All ERST members undergo an Army Medicine Medical readiness skills (pre-deployment) session, utilizing the Interactive Training Approach (ITA) based on evidence generated in the Squad Overmatch Tactical Combat Casualty Care (TC3) Study. This approach uses realistic scenarios including both simulation and live model training to introduce graduated stress with increased complexity. This process engages the learners by leading them to interact with and be immersed in the training environment for the purpose of accelerating cognitive realism.

The medical team recertifies their skills on the most current TC3 guidelines to include, but not limited to, hemorrhage control, penetrating chest trauma, intravenous and interosseous access, amputations, fracture management, ocular trauma, and prolonged critical care transport in an austere environment. This recertification results in a field training exercise that evaluates the Casualty Evacuation, Emergency Resuscitation, Surgical Resuscitation, and Critical Care Transport Capability of the team.

How are members of the ERST selected and what skills do they have?

"The instructors at the AMEDDC&S Tactical Combat Medical Course, (TCMC) are the lead personnel behind the ERST training mission. Most, if not all, team members are prior Special Operations Physicians Assistants (PA's) with exhaustive experience in this field and with setting up programs like ERST. They headed up the initial response to the request for training from the The Army Surgeon General, said Moore.
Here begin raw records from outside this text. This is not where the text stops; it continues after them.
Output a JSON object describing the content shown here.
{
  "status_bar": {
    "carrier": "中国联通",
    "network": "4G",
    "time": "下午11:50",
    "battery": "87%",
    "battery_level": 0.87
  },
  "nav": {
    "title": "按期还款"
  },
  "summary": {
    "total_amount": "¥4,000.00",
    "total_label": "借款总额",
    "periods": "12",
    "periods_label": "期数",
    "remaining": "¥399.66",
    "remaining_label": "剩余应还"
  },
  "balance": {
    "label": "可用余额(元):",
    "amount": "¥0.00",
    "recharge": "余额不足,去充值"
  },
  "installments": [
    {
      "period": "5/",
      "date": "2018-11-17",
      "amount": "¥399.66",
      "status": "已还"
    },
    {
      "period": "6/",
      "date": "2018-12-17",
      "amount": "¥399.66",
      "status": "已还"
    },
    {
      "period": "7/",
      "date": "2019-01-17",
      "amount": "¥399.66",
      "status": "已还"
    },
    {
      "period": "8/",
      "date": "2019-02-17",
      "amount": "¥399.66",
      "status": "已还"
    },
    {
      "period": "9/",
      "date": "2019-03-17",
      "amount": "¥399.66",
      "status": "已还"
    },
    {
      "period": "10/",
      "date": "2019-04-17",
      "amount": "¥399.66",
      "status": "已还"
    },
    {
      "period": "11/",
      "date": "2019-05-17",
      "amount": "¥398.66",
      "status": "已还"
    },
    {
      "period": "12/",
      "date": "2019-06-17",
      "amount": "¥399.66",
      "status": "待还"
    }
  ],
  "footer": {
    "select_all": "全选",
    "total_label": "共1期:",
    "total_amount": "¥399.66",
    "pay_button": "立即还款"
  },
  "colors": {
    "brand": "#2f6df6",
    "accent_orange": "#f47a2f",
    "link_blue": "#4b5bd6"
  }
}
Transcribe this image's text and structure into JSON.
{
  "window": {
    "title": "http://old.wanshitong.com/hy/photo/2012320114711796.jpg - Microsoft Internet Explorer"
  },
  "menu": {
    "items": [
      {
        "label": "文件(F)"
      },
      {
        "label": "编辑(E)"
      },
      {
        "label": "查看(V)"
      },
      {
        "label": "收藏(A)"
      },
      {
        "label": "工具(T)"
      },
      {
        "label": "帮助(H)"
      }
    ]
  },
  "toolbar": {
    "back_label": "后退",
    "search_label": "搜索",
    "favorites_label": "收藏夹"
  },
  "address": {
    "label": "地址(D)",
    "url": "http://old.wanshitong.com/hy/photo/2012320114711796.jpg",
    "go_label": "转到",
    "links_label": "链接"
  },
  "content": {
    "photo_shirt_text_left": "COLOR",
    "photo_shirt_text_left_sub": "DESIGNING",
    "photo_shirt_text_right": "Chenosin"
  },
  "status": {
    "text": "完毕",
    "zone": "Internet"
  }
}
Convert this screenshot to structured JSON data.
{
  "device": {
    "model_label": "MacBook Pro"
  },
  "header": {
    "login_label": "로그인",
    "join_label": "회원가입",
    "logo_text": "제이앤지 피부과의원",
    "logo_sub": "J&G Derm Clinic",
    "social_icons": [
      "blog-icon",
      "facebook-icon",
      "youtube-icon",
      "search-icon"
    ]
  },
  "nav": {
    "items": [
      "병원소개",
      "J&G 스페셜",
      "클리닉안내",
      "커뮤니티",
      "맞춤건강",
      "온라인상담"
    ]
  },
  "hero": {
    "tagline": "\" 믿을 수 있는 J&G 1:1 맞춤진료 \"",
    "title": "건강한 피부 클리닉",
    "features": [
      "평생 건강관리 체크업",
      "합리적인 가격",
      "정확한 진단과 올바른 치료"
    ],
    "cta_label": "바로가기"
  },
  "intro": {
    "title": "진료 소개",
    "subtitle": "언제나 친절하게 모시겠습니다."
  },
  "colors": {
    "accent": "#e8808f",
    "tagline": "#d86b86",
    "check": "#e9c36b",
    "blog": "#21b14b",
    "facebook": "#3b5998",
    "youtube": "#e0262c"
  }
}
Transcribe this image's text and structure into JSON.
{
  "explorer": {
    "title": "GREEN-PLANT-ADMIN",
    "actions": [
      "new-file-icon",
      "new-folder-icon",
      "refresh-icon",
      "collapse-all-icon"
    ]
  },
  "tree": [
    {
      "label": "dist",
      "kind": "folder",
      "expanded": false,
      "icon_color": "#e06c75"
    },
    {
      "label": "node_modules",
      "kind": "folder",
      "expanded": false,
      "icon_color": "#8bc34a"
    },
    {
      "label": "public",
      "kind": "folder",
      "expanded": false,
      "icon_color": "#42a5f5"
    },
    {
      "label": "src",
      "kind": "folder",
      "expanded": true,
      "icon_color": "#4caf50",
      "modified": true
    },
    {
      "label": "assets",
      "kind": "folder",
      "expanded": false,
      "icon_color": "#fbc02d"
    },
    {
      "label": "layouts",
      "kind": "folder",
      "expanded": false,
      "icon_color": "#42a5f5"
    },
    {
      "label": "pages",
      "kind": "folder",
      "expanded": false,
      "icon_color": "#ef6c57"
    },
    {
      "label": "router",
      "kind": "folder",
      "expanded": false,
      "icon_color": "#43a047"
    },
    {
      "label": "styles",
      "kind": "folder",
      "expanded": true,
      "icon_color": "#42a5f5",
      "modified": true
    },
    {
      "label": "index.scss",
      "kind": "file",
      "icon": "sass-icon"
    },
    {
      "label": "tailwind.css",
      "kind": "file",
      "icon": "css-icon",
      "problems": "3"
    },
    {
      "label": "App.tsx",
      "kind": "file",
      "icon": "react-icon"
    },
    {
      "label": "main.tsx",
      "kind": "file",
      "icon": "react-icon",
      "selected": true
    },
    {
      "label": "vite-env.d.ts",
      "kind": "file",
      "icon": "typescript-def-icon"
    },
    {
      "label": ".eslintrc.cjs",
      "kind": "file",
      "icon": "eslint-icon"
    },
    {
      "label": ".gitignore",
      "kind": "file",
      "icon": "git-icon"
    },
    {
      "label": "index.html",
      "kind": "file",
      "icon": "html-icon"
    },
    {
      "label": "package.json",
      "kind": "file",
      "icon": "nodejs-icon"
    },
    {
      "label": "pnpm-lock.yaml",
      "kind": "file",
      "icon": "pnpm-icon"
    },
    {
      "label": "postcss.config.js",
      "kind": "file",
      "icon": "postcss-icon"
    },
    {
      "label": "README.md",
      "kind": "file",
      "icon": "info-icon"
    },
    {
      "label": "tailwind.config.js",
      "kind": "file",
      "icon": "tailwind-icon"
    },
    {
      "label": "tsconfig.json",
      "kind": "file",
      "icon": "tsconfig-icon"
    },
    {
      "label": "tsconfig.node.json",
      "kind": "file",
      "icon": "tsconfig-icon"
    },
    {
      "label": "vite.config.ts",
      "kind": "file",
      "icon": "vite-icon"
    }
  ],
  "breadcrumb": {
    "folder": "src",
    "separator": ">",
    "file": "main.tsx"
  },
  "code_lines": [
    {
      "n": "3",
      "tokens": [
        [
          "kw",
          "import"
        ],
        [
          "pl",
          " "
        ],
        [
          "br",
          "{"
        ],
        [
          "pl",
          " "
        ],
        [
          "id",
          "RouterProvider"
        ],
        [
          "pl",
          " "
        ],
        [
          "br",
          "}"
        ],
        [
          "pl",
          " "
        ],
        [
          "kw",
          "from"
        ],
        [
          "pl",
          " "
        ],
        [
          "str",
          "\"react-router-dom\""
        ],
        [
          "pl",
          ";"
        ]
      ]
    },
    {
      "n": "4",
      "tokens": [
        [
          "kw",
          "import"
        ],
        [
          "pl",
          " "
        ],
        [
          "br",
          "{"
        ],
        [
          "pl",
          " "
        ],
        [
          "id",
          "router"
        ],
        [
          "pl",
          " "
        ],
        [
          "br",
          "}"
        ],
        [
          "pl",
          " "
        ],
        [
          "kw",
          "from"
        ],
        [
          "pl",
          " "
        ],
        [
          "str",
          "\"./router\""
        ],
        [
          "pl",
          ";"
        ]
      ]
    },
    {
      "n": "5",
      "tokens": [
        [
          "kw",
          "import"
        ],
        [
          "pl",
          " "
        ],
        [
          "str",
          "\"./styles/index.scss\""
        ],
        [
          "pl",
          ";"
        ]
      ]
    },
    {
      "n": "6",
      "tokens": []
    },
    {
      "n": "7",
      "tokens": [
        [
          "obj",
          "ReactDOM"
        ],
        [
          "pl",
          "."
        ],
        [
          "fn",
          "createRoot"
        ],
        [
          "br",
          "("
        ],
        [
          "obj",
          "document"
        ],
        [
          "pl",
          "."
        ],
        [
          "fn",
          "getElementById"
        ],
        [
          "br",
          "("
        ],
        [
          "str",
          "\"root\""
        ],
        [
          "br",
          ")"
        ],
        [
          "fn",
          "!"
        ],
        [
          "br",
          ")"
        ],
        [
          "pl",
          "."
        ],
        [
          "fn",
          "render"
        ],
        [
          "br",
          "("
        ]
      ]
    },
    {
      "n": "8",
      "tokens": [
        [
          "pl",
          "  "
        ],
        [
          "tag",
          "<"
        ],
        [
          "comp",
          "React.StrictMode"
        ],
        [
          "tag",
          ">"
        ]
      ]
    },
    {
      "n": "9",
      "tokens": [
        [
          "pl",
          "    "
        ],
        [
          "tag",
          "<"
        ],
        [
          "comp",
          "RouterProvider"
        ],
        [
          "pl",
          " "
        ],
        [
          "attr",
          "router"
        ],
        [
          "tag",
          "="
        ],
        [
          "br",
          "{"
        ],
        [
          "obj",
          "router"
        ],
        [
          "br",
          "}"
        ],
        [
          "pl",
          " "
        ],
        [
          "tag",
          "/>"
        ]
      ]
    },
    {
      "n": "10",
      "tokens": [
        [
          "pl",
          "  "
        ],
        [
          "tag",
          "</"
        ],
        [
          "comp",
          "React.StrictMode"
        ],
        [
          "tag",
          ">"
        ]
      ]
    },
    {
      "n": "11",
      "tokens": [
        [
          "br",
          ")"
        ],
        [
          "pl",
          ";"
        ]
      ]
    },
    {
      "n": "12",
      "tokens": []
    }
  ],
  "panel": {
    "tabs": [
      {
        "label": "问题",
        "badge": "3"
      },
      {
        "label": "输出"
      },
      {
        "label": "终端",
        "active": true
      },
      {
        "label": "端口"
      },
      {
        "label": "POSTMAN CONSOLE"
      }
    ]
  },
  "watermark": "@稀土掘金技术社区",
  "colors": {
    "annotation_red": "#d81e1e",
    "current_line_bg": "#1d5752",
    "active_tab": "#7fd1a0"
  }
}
Moore added, "Members of the Subject Matter Expert (SME) support team are picked according to their specific skill set that can contribute to the team's mission and success. Each ERST team member is provided a dedicated SME to work with. Only the best SME's are selected from their field."

Expeditionary Resuscitation Surgical Teams (ERST) are typically comprised of the following skill sets:

(Tactical Combat Medical Course (TCMC) Support Personnel)

Department of the Army Civilian Instructor Physician Assistants (PA's)

Army Instructors, Physician Assistants (PA's)

DA Civilian Critical Care Nurse Instructor

DA Civilian Program Manager

Soldier Support Detail

(Veterinarian Support)

Veterinarians

Veterinarian Technicians

(Subject Matter Experts)

General Surgeon

Orthopedic Surgeon

Emergency Medicine Physician

Critical Care physician

Nurse Anesthetist

Critical Care Nurse

Emergency Medicine Trauma Nurse

Operating Room Technician

"To date, the ERST has proven to be an essential asset to our Special Operations Forces (SOF) by significantly reducing access time to damage control surgery effectively mitigating the risk and sought to outmaneuver adversaries on highly lethal battlefields in their area of operation," said Capt. Budd.

"This is a stark reminder of the impact of the development and deployment of these lifesaving surgical teams who directly support SOF and conventional forces in the bid to defeat terrorists wherever they may find safe haven in ungoverned, austere environments across the globe," he added.